Amylin, also known as islet amyloid polypeptide (IAPP), is a 37-amino-acid hormone co-secreted with insulin from pancreatic beta cells. Its synthetic analog pramlintide became the first peptide-based diabetes drug approved since insulin in 1921. Now, a next-generation amylin analog called cagrilintide is showing 22.7% weight loss when combined with semaglutide in the CagriSema formulation—numbers that surpass either drug alone.
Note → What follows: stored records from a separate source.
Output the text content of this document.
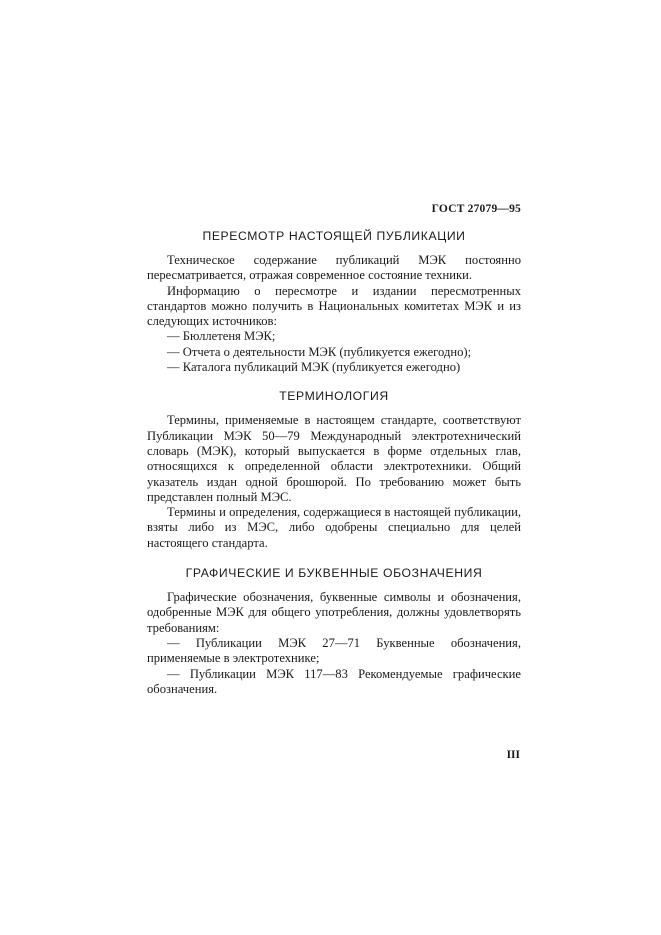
ГОСТ 27079—95
ПЕРЕСМОТР НАСТОЯЩЕЙ ПУБЛИКАЦИИ

Техническое содержание публикаций МЭК постоянно пересматривается, отражая современное состояние техники.

Информацию о пересмотре и издании пересмотренных стандартов можно получить в Национальных комитетах МЭК и из следующих источников:

— Бюллетеня МЭК;

— Отчета о деятельности МЭК (публикуется ежегодно);

— Каталога публикаций МЭК (публикуется ежегодно)

ТЕРМИНОЛОГИЯ

Термины, применяемые в настоящем стандарте, соответствуют Публикации МЭК 50—79 Международный электротехнический словарь (МЭК), который выпускается в форме отдельных глав, относящихся к определенной области электротехники. Общий указатель издан одной брошюрой. По требованию может быть представлен полный МЭС.

Термины и определения, содержащиеся в настоящей публикации, взяты либо из МЭС, либо одобрены специально для целей настоящего стандарта.

ГРАФИЧЕСКИЕ И БУКВЕННЫЕ ОБОЗНАЧЕНИЯ

Графические обозначения, буквенные символы и обозначения, одобренные МЭК для общего употребления, должны удовлетворять требованиям:

— Публикации МЭК 27—71 Буквенные обозначения, применяемые в электротехнике;

— Публикации МЭК 117—83 Рекомендуемые графические обозначения.

III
This profile examines amylin's metabolic mechanisms, pramlintide's clinical track record in diabetes, and why cagrilintide represents one of the most promising additions to the obesity treatment pipeline.


Table of Contents

  1. Quick Facts
  2. What Is Amylin?
  3. How Amylin Works: Mechanisms of Action
  4. Pramlintide (Symlin): First-Generation Amylin Analog
  5. Cagrilintide: Next-Generation Amylin Therapy
  6. Safety and Side Effects
  7. Regulatory and Legal Status
  8. FAQs
  9. Bottom Line
  10. References

Quick Facts

PropertyDetails
Full NameIslet Amyloid Polypeptide (IAPP)
TypePancreatic beta cell hormone
Structure37 amino acids with N-terminal disulfide bridge (Cys2-Cys7) and C-terminal amide
Co-secretionReleased with insulin at approximately 100:1 insulin:amylin ratio
Primary ReceptorsAMY1 (CRLR + RAMP1), AMY2 (CRLR + RAMP2), AMY3 (CRLR + RAMP3)
First AnalogPramlintide (Symlin)
FDA ApprovalMarch 16, 2005 (pramlintide)
ManufacturerAstraZeneca (pramlintide/Symlin); Novo Nordisk (cagrilintide)
Current StatusSymlin discontinued October 2025; CagriSema under FDA review (2026)

What Is Amylin?

Amylin is a 37-amino-acid peptide hormone synthesized by pancreatic beta cells and stored in insulin secretory granules. When you eat a meal, beta cells release both insulin and amylin into the bloodstream. While insulin moves glucose from blood into cells, amylin controls the rate at which glucose arrives in the blood in the first place.

Evolutionary Context

Amylin shows 46% amino acid sequence homology with calcitonin gene-related peptide (CGRP), another 37-amino-acid signaling molecule. Both share structural features including an N-terminal disulfide bridge and C-terminal amide that are highly conserved across species—markers of evolutionary importance.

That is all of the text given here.